Thomas Reusch-Frey ist SPD-Stadtrat in Bietigheim-Bissingen. Von 2011 bis 2016 saß er für die Genossen im Stuttgarter Landtag. Foto: privat

Der Bietigheimer Tag befasst sich in diesem Jahr mit dem Thema Respekt. Der Mitinitiator Thomas Reusch-Frey erklärt im Interview, warum.

Bietigheim-Bissingen -

Herr Reusch-Frey, beim Bietigheimer Tag geht es um das Thema „Respekt! Wege aus der zunehmenden Verrohung der Gesellschaft“. Woran machen Sie persönlich diese Verrohung fest?
Ein Aspekt ist sicher die Anonymisierung und die Vervielfältigungsmöglichkeit, die das Internet mit sich bringt. Als ich Abgeordneter im Landtag war, hatte ich die Federführung für einen Antrag, bei dem es um das Bestattungsrecht für Muslime und Juden ging.

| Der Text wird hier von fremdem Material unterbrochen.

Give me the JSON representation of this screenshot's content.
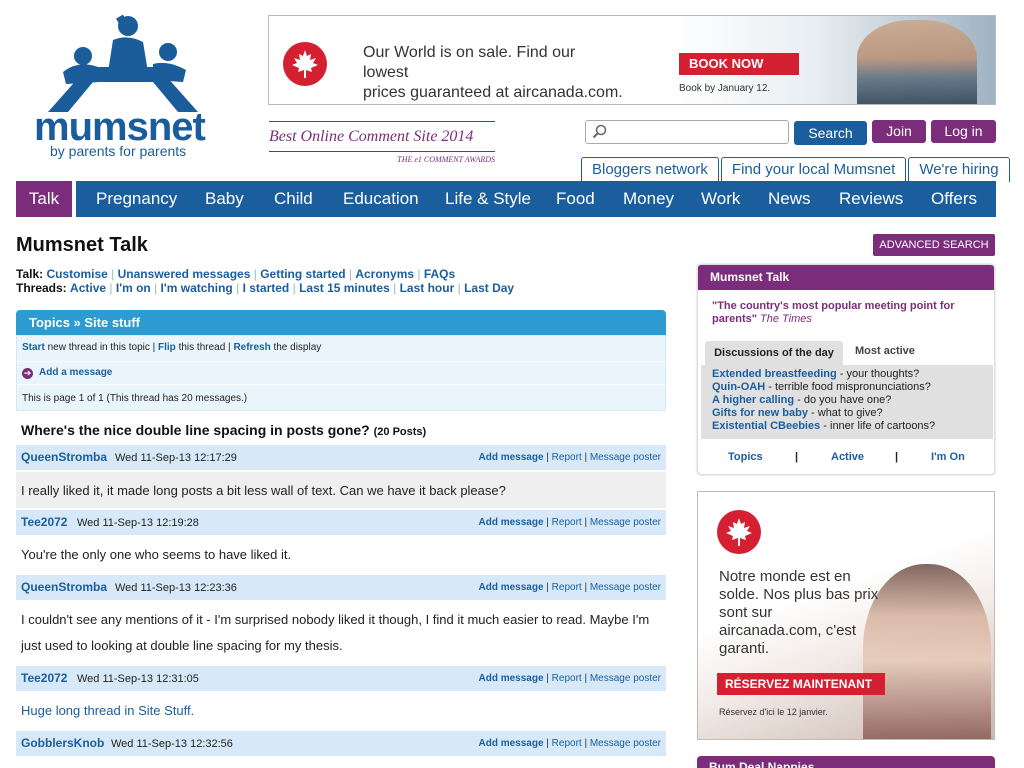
{
  "header": {
    "logo": {
      "word": "mumsnet",
      "tagline": "by parents for parents"
    },
    "award": {
      "title": "Best Online Comment Site 2014",
      "subtitle": "THE e1 COMMENT AWARDS"
    },
    "search": {
      "placeholder": "",
      "button": "Search"
    },
    "join": "Join",
    "login": "Log in",
    "subtabs": [
      "Bloggers network",
      "Find your local Mumsnet",
      "We're hiring"
    ]
  },
  "ad_top": {
    "line1": "Our World is on sale. Find our lowest",
    "line2": "prices guaranteed at aircanada.com.",
    "cta": "BOOK NOW",
    "note": "Book by January 12."
  },
  "nav": {
    "talk": "Talk",
    "items": [
      "Pregnancy",
      "Baby",
      "Child",
      "Education",
      "Life & Style",
      "Food",
      "Money",
      "Work",
      "News",
      "Reviews",
      "Offers"
    ]
  },
  "page": {
    "title": "Mumsnet Talk",
    "talk_label": "Talk:",
    "talk_links": [
      "Customise",
      "Unanswered messages",
      "Getting started",
      "Acronyms",
      "FAQs"
    ],
    "threads_label": "Threads:",
    "thread_links": [
      "Active",
      "I'm on",
      "I'm watching",
      "I started",
      "Last 15 minutes",
      "Last hour",
      "Last Day"
    ]
  },
  "topic": {
    "breadcrumb": "Topics » Site stuff",
    "start": "Start",
    "start_text": "new thread in this topic |",
    "flip": "Flip",
    "flip_text": "this thread |",
    "refresh": "Refresh",
    "refresh_text": "the display",
    "add_message": "Add a message",
    "page_info": "This is page 1 of 1 (This thread has 20 messages.)"
  },
  "thread": {
    "title": "Where's the nice double line spacing in posts gone?",
    "count": "(20 Posts)",
    "action_add": "Add message",
    "action_report": "Report",
    "action_poster": "Message poster",
    "posts": [
      {
        "name": "QueenStromba",
        "date": "Wed 11-Sep-13 12:17:29",
        "body": "I really liked it, it made long posts a bit less wall of text. Can we have it back please?"
      },
      {
        "name": "Tee2072",
        "date": "Wed 11-Sep-13 12:19:28",
        "body": "You're the only one who seems to have liked it."
      },
      {
        "name": "QueenStromba",
        "date": "Wed 11-Sep-13 12:23:36",
        "body": "I couldn't see any mentions of it - I'm surprised nobody liked it though, I find it much easier to read. Maybe I'm just used to looking at double line spacing for my thesis."
      },
      {
        "name": "Tee2072",
        "date": "Wed 11-Sep-13 12:31:05",
        "body": "Huge long thread in Site Stuff."
      },
      {
        "name": "GobblersKnob",
        "date": "Wed 11-Sep-13 12:32:56",
        "body": ""
      }
    ]
  },
  "sidebar": {
    "advanced_search": "ADVANCED SEARCH",
    "box_title": "Mumsnet Talk",
    "quote": "\"The country's most popular meeting point for parents\"",
    "quote_source": "The Times",
    "tab_active": "Discussions of the day",
    "tab_inactive": "Most active",
    "discussions": [
      {
        "link": "Extended breastfeeding",
        "text": " - your thoughts?"
      },
      {
        "link": "Quin-OAH",
        "text": " - terrible food mispronunciations?"
      },
      {
        "link": "A higher calling",
        "text": " - do you have one?"
      },
      {
        "link": "Gifts for new baby",
        "text": " - what to give?"
      },
      {
        "link": "Existential CBeebies",
        "text": " - inner life of cartoons?"
      }
    ],
    "footer_links": [
      "Topics",
      "|",
      "Active",
      "|",
      "I'm On"
    ],
    "bottom_box_title": "Bum Deal Nappies"
  },
  "ad_side": {
    "text": "Notre monde est en solde. Nos plus bas prix sont sur aircanada.com, c'est garanti.",
    "cta": "RÉSERVEZ MAINTENANT",
    "note": "Réservez d'ici le 12 janvier."
  },
  "colors": {
    "brand_blue": "#1a5e9e",
    "brand_purple": "#7b2d7b",
    "topic_bar": "#2b9bd0",
    "post_header": "#d7e9f8",
    "aircanada_red": "#d42030"
  }
}
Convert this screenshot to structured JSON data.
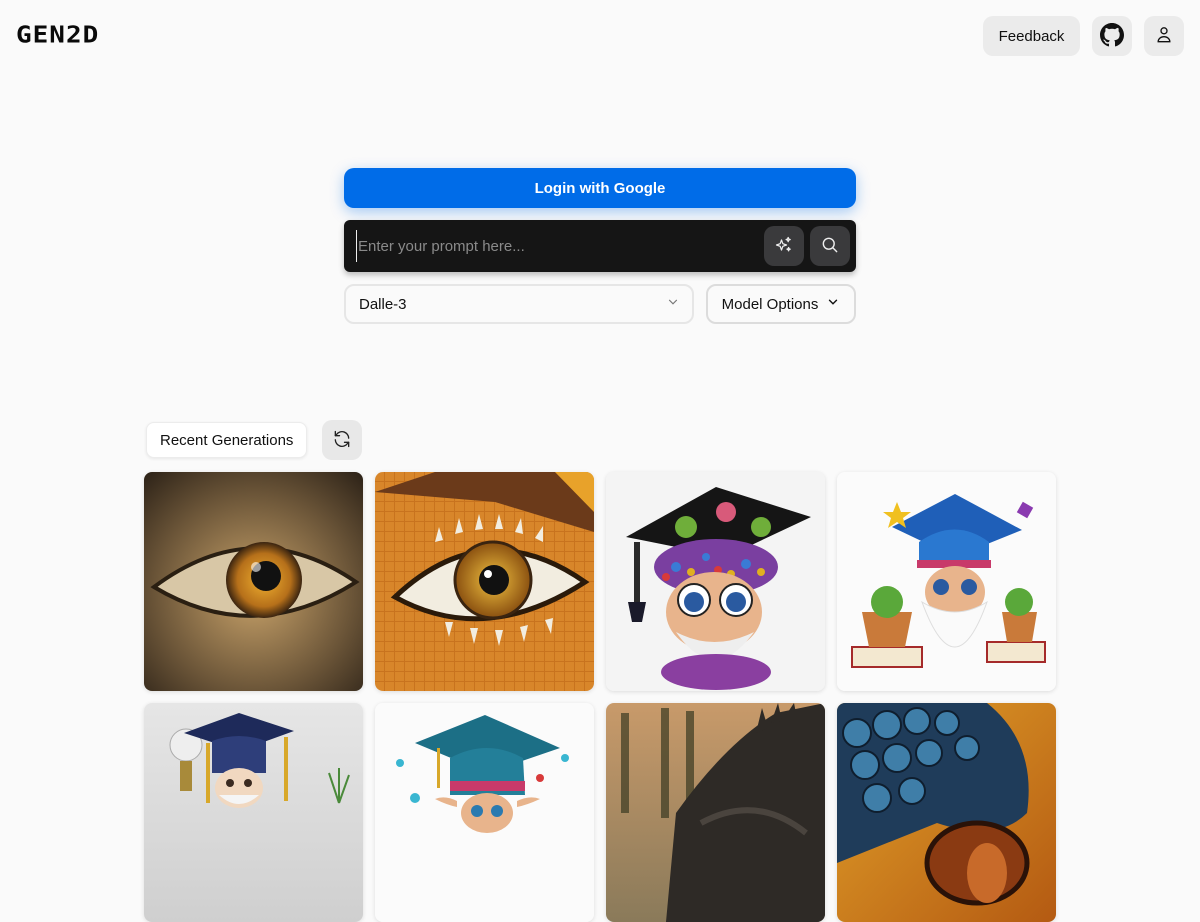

Dabei erlebte ich einen Shitstorm, wie ich ihn nicht für möglich gehalten hätte. Man solle mich auf einem Misthaufen beerdigen und meine Kinder sollten das Leichenwasser der Muslime trinken. Solche Anfeindungen kamen über entsprechende Plattformen. Man fragt sich: Wo hört die Sprache auf, und wo fängt die Tat an? Mit dieser Frage beschäftigen wir uns auch beim Bietigheimer Tag.
Bei den Podiumsdiskussionen ist der Sport sehr stark repräsentiert – ein Zufall oder lässt sich die Verrohung Ihrer Ansicht nach besonders am Sport festmachen?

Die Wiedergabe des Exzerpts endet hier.